Ernest Greene began Washed Out as an only child, recording the project’s first two EPs as singular pursuits. “They were one-off releases. Life Of Leisure was from Mexican Summer, who were great, and then the tapes from Mirror Universe for High Times,” Greene says. But his musical family grew, and Greene now plays with a group, rather than by himself. The addition of band members taught him to extend songs with different arrangements and inspired him to record live drums and bass for his debut album, Within And Without.


“When I worked on the new album, I definitely kept the live show in mind more than with the first two EPs,” says Greene over the phone, sounding exhausted after flying cross-country following the group’s set at Sasquatch! Music Festival. “I made a conscious effort to learn more about live setups.”


Now that his album is done, Greene is focusing on improving and refining his live set. The start of that was Sasquatch!, which he says did not go as well as he hoped. “We were in a covered tent, and it was really hot.
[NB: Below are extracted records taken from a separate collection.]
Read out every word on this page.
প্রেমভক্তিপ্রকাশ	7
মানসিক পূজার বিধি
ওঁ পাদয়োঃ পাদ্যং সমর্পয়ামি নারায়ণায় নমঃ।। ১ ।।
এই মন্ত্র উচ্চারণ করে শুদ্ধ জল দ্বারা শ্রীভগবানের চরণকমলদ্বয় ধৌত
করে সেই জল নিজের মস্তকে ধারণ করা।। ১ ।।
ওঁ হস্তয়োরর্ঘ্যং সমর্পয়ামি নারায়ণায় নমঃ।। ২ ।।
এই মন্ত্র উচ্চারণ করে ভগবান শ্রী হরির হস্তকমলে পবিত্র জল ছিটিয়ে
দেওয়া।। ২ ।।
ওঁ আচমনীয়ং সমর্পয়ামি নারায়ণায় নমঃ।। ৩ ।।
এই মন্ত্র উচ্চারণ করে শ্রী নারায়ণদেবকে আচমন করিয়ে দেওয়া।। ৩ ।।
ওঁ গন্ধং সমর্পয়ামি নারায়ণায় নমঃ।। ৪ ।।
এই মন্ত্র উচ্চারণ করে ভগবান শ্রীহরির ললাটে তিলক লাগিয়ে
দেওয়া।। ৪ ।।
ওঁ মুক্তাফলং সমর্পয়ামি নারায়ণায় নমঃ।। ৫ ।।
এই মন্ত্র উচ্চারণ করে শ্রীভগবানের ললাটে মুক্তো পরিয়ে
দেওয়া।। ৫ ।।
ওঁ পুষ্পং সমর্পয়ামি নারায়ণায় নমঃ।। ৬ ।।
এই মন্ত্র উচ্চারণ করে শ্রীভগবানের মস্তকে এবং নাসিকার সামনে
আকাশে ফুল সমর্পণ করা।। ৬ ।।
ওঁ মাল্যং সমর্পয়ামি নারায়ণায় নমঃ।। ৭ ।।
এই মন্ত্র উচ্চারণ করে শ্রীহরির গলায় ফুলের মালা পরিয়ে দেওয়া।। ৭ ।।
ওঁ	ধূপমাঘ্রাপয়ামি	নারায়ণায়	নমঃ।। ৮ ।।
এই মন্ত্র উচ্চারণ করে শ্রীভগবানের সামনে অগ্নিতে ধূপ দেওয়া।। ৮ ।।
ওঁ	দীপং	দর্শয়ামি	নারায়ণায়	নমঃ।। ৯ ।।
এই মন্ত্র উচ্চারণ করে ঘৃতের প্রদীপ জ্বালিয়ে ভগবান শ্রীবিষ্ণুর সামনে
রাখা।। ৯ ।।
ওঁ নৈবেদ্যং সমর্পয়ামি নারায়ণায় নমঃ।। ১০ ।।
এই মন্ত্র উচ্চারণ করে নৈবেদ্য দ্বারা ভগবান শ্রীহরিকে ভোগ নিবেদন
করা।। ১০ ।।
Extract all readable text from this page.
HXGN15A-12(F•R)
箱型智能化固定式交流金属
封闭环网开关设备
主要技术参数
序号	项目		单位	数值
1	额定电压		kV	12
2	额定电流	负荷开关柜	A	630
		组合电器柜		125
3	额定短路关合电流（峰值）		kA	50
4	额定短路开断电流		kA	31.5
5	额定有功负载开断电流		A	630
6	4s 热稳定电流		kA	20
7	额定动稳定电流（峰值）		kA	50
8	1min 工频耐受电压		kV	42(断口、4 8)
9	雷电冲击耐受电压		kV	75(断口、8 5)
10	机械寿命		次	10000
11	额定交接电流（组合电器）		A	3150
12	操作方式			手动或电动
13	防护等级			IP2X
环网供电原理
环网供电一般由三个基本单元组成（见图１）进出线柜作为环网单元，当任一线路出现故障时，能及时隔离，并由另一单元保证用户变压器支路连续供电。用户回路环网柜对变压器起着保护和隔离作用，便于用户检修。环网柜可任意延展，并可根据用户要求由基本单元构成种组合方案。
The monitors weren’t working, and we couldn’t hear ourselves. We played most of the new stuff to get a feel for it live, but I definitely don’t think that it was the best example of what we’re going to be sounding like live in a month or two.” One way that he hopes to improve it is by incorporating some techniques from contemporary bands, which he studied before going into the studio. “I’ve always been a fan of Caribou, and I think they do their live show in a really interesting way,” Greene says. “I want to do stuff like that.”


Washed Out – Eyes Be Closed by subpop


Washed Out falls under the polarizing “chillwave” genre, a grouping that doesn’t bother Greene. “It’s going to be labeled something, and I think it’s definitely helped my career so far, being grouped in with a small number of artists,” he says. But the labeling has also led to increased hype—and increased pressure to produce. “The kind of shitty part about it is the hype factor and how that will influence things,” he says. “I felt there was some overwhelming pressure working on this record.” The hype monsters weren’t the only sources of Greene’s stress for Within And Without, as he felt the expectations for his music rising even more after he signed to Sub Pop this April. “It’s been different for this album now that I’m on Sub Pop,” Greene says. “Lots more pressure to get it right, but also it’s been a bit more controlled.”


Greene may have felt hype and label weight, but they didn’t overwhelm Within And Without, a swirly, stressless beach record, evolving from the two EPs into something more assured. Perry, GA, Greene’s hometown, seems to invoke peach groves more than beaches, but Greene was always out of synch with his surroundings growing up. “When I was young, I would read blogs and research obscure producers. I was always into weirder stuff than my friends. Kind of a loner.” This “loner” has stepped out of the groves and into the sand with aplomb, creating one of the first great summer records of 2011.


Greene isn’t content to pause his momentum though and is already plotting his next musical moves. He is a big fan of hip-hop, and while there won’t be a Washed Out Goes Rap album coming anytime soon, he does hope to use hip-hop elements on future releases. “That was something I was going for, learning how to use the low end of the super heavy bass stuff. It’s really an art form, and I would love to feature more sub-y bass stuff.”